The dogs on this farm included breeds such as cocker spaniels, English spaniels, beagles and Pyrenees - as well as the more commonly found on meat farms, like mastiffs and Jindos.
This is the sixth dog meat farm closure managed by HSI, with a total of 770 dogs rescued since January 2015.
It is part of a campaign to end the dog meat trade in South Korea and across Asia.
The HSI say the dogs will be taken to animal shelters, where they will be placed for adoption as family pets in homes.
While The Washington Post reports on one such rehoming.

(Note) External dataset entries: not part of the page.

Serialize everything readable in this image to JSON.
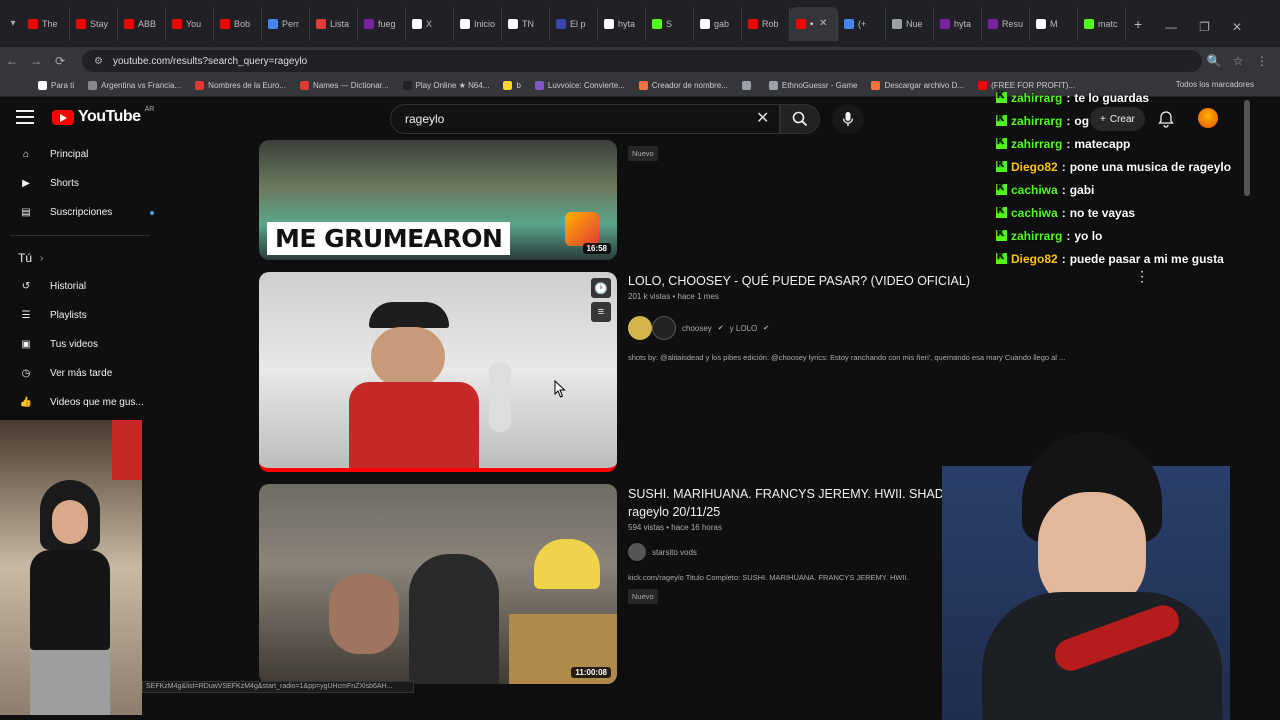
{
  "browser": {
    "tabs": [
      {
        "label": "The",
        "color": "#ff0000"
      },
      {
        "label": "Stay",
        "color": "#ff0000"
      },
      {
        "label": "ABB",
        "color": "#ff0000"
      },
      {
        "label": "You",
        "color": "#ff0000"
      },
      {
        "label": "Bob",
        "color": "#ff0000"
      },
      {
        "label": "Perr",
        "color": "#4285f4"
      },
      {
        "label": "Lista",
        "color": "#e53935"
      },
      {
        "label": "fueg",
        "color": "#7b1fa2"
      },
      {
        "label": "X",
        "color": "#ffffff"
      },
      {
        "label": "Inicio",
        "color": "#ffffff"
      },
      {
        "label": "TN",
        "color": "#ffffff"
      },
      {
        "label": "El p",
        "color": "#3949ab"
      },
      {
        "label": "hyta",
        "color": "#ffffff"
      },
      {
        "label": "S",
        "color": "#53fc18"
      },
      {
        "label": "gab",
        "color": "#ffffff"
      },
      {
        "label": "Rob",
        "color": "#ff0000"
      },
      {
        "label": "•",
        "color": "#ff0000",
        "active": true
      },
      {
        "label": "(+",
        "color": "#4285f4"
      },
      {
        "label": "Nue",
        "color": "#9aa0a6"
      },
      {
        "label": "hyta",
        "color": "#7b1fa2"
      },
      {
        "label": "Resu",
        "color": "#7b1fa2"
      },
      {
        "label": "M",
        "color": "#ffffff"
      },
      {
        "label": "matc",
        "color": "#53fc18"
      }
    ],
    "url": "youtube.com/results?search_query=rageylo",
    "bookmarks": [
      {
        "label": "Para ti",
        "color": "#ffffff"
      },
      {
        "label": "Argentina vs Francia...",
        "color": "#888888"
      },
      {
        "label": "Nombres de la Euro...",
        "color": "#e53935"
      },
      {
        "label": "Names — Dictionar...",
        "color": "#e53935"
      },
      {
        "label": "Play Online ★ N64...",
        "color": "#222222"
      },
      {
        "label": "b",
        "color": "#fdd835"
      },
      {
        "label": "Luvvoice: Convierte...",
        "color": "#7e57c2"
      },
      {
        "label": "Creador de nombre...",
        "color": "#ff7043"
      },
      {
        "label": "",
        "color": "#9aa0a6"
      },
      {
        "label": "EthnoGuessr - Game",
        "color": "#9aa0a6"
      },
      {
        "label": "Descargar archivo D...",
        "color": "#ff7043"
      },
      {
        "label": "(FREE FOR PROFIT)...",
        "color": "#ff0000"
      }
    ],
    "all_bookmarks": "Todos los marcadores"
  },
  "youtube": {
    "logo_text": "YouTube",
    "country": "AR",
    "search_value": "rageylo",
    "create_label": "Crear",
    "sidebar": {
      "items": [
        {
          "label": "Principal",
          "icon": "home-icon"
        },
        {
          "label": "Shorts",
          "icon": "shorts-icon"
        },
        {
          "label": "Suscripciones",
          "icon": "subscriptions-icon"
        }
      ],
      "you_heading": "Tú",
      "you_items": [
        {
          "label": "Historial",
          "icon": "history-icon"
        },
        {
          "label": "Playlists",
          "icon": "playlists-icon"
        },
        {
          "label": "Tus videos",
          "icon": "your-videos-icon"
        },
        {
          "label": "Ver más tarde",
          "icon": "watch-later-icon"
        },
        {
          "label": "Videos que me gus...",
          "icon": "like-icon"
        }
      ]
    },
    "videos": [
      {
        "thumb_text": "ME GRUMEARON",
        "duration": "16:58",
        "badge": "Nuevo"
      },
      {
        "title": "LOLO, CHOOSEY - QUÉ PUEDE PASAR? (VIDEO OFICIAL)",
        "meta": "201 k vistas • hace 1 mes",
        "channel": "choosey",
        "channel_suffix": "y LOLO",
        "description": "shots by: @alitaisdead y los pibes edición: @choosey lyrics: Estoy ranchando con mis ñeri', quemando esa mary Cuando llego al ..."
      },
      {
        "title_line1": "SUSHI. MARIHUANA. FRANCYS JEREMY. HWII. SHADY.",
        "title_line2": "rageylo 20/11/25",
        "meta": "594 vistas • hace 16 horas",
        "channel": "starsito vods",
        "description": "kick.com/rageylo Titulo Completo: SUSHI. MARIHUANA. FRANCYS JEREMY. HWII.",
        "badge": "Nuevo",
        "duration": "11:00:08"
      }
    ]
  },
  "chat": [
    {
      "user": "zahirrarg",
      "msg": "te lo guardas",
      "color": "#53fc18"
    },
    {
      "user": "zahirrarg",
      "msg": "og",
      "color": "#53fc18"
    },
    {
      "user": "zahirrarg",
      "msg": "matecapp",
      "color": "#53fc18"
    },
    {
      "user": "Diego82",
      "msg": "pone una musica de rageylo",
      "color": "#ffc400"
    },
    {
      "user": "cachiwa",
      "msg": "gabi",
      "color": "#53fc18"
    },
    {
      "user": "cachiwa",
      "msg": "no te vayas",
      "color": "#53fc18"
    },
    {
      "user": "zahirrarg",
      "msg": "yo lo",
      "color": "#53fc18"
    },
    {
      "user": "Diego82",
      "msg": "puede pasar a mi me gusta",
      "color": "#ffc400"
    }
  ],
  "status_bar_url": "SEFKzM4g&list=RDuwVSEFKzM4g&start_radio=1&pp=ygUHcmFnZXlsb6AH..."
}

The dog meat operation is located in Gangwon province, which HSI say is significant because it is the site of the 2018 Winter Olympics in Pyeongchang.
HSI is calling on governments to support a phase out of the dog meat trade ahead of the Olympics and an ultimate ban on the trade.
Adam Parascandola, director of animal protection and crisis response for HSI, said: "With the Winter Olympics just over a year away, now is the time for the Korean government to act to end the dog meat trade and let the world focus on the country’s preparations for a great sporting event, rather than on the terrible cruelty of being raised on farms for a product few Koreans consume.
"These rescued dogs will soon experience the compassion and care of humans that is not afforded to them at these farms. They will serve as ambassadors for the millions of others still suffering on dog meat farms in South Korea."
An estimated 30 million dogs are killed each year, primarily in Asia, for the global dog meat trade.
But HSI say most people in South Korea do not regularly eat dogs - and the practice is increasingly out of favour with the younger generation.